あなたが普段使っている埋没材、実は熱膨張率が高い方がクレーム率を2倍にしているって知っていましたか?

高温下でも安定硬化を保つには、メーカー推奨温度「850℃以下」を守る必要があります。多くの技工所では自動昇温炉を使っていますが、設定温度の誤差が±15℃でも変形率が1.8倍に上がるという報告があります。つまり温度制御の精度が品質を決定します。
温度記録装置を併用すればこの誤差を半減できます。温度履歴を確認するだけでOKです。
モリタのリン酸塩系埋没材技術資料(焼成時の熱膨張特性について詳しく説明)
石膏系では細粒度の粉末(平均粒径40μm以下)を選ぶと表面精度が高まります。粗粒では金属面が波打ち、研磨に30分以上要することも。粗粉で作業すると時間もコストもかかりますね。
また、湿度60%以上で硬化遅延のリスクがあり、朝一作業では失敗率が30%上がるというデータもあります。乾燥環境の確保が原則です。
GC社の石膏系埋没材製品紹介(粒度と硬化時間のデータが有用)
埋没材の混水比は、重量比でリン酸塩系が0.22、石膏系が0.28が基本値です。1%の誤差が硬化強度を約12%変化させます。つまり“わずか数滴”が性能差になります。
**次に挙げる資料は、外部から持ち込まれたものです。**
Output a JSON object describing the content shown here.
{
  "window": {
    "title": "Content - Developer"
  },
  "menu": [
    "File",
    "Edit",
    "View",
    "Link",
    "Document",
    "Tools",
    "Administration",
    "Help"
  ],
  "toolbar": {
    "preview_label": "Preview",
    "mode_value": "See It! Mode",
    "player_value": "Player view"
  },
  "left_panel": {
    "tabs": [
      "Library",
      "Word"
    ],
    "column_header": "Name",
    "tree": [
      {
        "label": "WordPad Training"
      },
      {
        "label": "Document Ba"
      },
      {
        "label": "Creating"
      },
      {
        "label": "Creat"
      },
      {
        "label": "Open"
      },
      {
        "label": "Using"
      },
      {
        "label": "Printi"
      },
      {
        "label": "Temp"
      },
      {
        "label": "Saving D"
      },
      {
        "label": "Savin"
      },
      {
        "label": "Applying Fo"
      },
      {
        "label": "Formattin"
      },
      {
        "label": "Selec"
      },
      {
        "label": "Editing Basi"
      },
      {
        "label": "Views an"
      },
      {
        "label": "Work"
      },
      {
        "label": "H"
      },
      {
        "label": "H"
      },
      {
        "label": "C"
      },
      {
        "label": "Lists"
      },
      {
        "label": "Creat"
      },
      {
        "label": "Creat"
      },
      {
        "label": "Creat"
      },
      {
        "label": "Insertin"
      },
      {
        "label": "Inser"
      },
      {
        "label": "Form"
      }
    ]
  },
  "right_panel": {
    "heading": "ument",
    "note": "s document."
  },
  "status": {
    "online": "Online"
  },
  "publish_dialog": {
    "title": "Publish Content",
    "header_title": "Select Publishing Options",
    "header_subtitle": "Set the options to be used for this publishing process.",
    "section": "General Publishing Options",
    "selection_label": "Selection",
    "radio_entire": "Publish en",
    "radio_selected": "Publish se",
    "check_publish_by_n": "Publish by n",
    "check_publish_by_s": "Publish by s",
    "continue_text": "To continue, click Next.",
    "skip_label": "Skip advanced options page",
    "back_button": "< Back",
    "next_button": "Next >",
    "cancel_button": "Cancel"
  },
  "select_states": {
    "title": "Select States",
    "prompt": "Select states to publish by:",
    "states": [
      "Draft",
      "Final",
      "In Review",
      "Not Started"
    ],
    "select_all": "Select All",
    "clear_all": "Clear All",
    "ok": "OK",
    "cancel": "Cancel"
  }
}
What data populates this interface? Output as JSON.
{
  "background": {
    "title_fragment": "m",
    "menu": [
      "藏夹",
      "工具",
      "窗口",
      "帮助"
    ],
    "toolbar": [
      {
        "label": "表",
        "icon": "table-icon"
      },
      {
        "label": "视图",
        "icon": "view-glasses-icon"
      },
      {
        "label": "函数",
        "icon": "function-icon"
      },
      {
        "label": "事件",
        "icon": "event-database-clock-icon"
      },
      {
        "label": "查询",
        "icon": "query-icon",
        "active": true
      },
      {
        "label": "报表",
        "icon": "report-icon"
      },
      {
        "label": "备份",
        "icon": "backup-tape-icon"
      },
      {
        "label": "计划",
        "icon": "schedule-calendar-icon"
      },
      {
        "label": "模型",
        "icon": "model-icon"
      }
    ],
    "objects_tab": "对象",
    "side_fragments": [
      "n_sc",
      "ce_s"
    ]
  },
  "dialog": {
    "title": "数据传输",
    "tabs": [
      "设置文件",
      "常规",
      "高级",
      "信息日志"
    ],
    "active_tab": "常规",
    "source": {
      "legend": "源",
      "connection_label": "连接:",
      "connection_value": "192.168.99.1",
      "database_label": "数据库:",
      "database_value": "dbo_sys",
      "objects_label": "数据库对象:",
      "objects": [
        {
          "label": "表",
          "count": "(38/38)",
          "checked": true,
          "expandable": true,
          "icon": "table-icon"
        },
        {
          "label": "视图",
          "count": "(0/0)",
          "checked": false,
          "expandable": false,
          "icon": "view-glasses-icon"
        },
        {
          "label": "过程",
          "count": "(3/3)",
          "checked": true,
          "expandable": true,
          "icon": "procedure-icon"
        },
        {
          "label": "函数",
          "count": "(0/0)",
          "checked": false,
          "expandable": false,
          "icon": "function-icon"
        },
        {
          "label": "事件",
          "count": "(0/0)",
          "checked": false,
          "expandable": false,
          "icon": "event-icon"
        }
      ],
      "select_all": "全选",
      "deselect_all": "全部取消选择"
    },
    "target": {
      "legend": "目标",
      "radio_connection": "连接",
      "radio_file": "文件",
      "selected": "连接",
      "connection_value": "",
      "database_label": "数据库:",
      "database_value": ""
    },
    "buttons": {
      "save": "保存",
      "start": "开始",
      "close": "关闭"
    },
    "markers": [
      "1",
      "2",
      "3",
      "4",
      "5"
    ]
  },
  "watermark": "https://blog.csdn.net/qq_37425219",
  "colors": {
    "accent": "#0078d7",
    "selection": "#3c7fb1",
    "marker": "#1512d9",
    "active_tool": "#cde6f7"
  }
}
簡易測定にはデジタルスケールが有効で、技工現場ではセンサー付き水量ポンプが導入が進んでいます。精密性が条件です。
この管理法なら不具合リスクを大きく減らせます。
1ケースの不良で再製作費が約6,000円、年間で30件発生すると18万円の損失。にもかかわらず、多くの現場が“慣れ”で素材選定をしています。コスト削減のつもりが逆効果になっているんです。
つまり経済的損失を防ぐためには、素材特性を踏まえた選定が必要です。これは使えそうです。
在庫期間が6ヶ月を超える粉末は、水分吸収で結合力が30%低下します。見た目に変わりがなくても性能は劣化しているのです。保管温度が25℃を超えるとさらに硬化不良率が倍増します。
開封後は密封容器で湿度管理が必須です。つまり保管が品質維持の第一歩です。